One day some of the village folk came out to spend the day at Maplebank, and the weather being decidedly warm, Uncle Alec proposed that the men of the party should go with him for a bathe. They gladly assented, and Bert having begged to accompany them was given leave to do so. Uncle Alec took them to a lovely spot for a bath—a tempting nook in which one might almost have expected to surprise a water nymph or two, if you drew near quietly enough. On one side, the bank rose high and steep, affording perfect seclusion ; a narrow beach of gravel made a fine place for undressing. The river rolled gently along with plenty of depth, and beyond it was another beach, and then the swelling intervals.

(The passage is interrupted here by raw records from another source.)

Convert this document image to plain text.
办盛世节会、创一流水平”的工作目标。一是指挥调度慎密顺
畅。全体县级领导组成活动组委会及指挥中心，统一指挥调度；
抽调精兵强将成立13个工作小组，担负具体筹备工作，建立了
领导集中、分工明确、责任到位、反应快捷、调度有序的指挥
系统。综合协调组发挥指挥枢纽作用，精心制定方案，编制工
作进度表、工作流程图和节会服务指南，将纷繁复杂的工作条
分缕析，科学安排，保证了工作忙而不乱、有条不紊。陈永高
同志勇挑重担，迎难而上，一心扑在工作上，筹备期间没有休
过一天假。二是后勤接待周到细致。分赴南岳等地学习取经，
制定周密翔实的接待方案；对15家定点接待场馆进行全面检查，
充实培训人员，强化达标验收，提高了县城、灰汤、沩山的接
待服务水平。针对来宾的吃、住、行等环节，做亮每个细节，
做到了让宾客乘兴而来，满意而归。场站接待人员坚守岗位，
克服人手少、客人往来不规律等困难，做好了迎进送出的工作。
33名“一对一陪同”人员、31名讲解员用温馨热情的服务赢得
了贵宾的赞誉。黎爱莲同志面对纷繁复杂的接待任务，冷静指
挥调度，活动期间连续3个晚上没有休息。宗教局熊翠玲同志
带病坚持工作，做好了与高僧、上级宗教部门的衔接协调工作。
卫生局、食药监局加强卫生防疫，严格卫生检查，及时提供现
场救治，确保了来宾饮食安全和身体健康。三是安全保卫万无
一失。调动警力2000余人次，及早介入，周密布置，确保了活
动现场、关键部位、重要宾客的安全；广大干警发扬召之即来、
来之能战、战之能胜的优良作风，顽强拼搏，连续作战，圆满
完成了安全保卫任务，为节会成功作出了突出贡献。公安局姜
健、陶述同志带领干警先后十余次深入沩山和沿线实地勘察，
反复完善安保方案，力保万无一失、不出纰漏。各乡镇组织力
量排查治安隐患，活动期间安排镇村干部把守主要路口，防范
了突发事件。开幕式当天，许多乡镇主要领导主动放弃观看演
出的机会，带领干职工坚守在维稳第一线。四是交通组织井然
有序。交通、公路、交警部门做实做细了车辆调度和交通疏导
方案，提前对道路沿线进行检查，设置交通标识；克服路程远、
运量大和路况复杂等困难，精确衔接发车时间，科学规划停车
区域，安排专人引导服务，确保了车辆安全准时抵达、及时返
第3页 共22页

Amid much laughter and excitement the men undressed, Uncle Alec allowing Bert to do the same, as he had promised to carry him across the river on his back. So soon as they were ready the bathers dived in ; and, with much splashing and noise, swam races to the opposite bank, leaving Bert alone upon the shore. Skylarking with one another there they quite forgot their little companion until Uncle Alec looking across, gave a start, and cried out:

“Hallo! What’s become of the boy?”

Not a sign of Bert was to be seen. His little pile of clothes, with hat placed carefully on top, was plain enough but no Bert. Full of anxiety, Uncle Alec sprang into the water, and with great sweeping strokes made for the other side. The water fairly foamed about his broad, white shoulders as he tore through it. He steered straight for the spot where he had seen Bert last. Three-fourths of the distance had been covered, when suddenly he stopped, and reaching down into the water, pulled up—What do you think? Why, Bert, of course, whose big brown eyes had startled him as they looked up at him through the clear, cool water. But how did Bert get there? Well, easily enough. He had got tired waiting for his uncle to come back for him. He wanted to be over there where the men were all having such fun. He could not swim across, so he just coolly accepted the only alternative, and started to walk across! When Uncle Alec found him there was a clear foot of water over his head. A step or two more and he would certainly have lost his footing, been carried away by the current, and drowned perhaps before Uncle Alec could have found him.

The men all voted him a young hero when they were told of his attempt, and Uncle Alec vowed he’d teach him to swim the next time he paid a visit to Maplebank.

Aunt Sarah was greatly excited when she heard of her darling Bert’s second escape, and had Mrs. Lloyd taken her advice the poor boy would have been tied to somebody’s apron strings for the rest of the summer. But Mrs. Lloyd thought it better to do no more than caution Bert, and trust to the Providence that protects children to keep him from harm. He would have to learn to take care of himself sooner or later, and the sooner the better.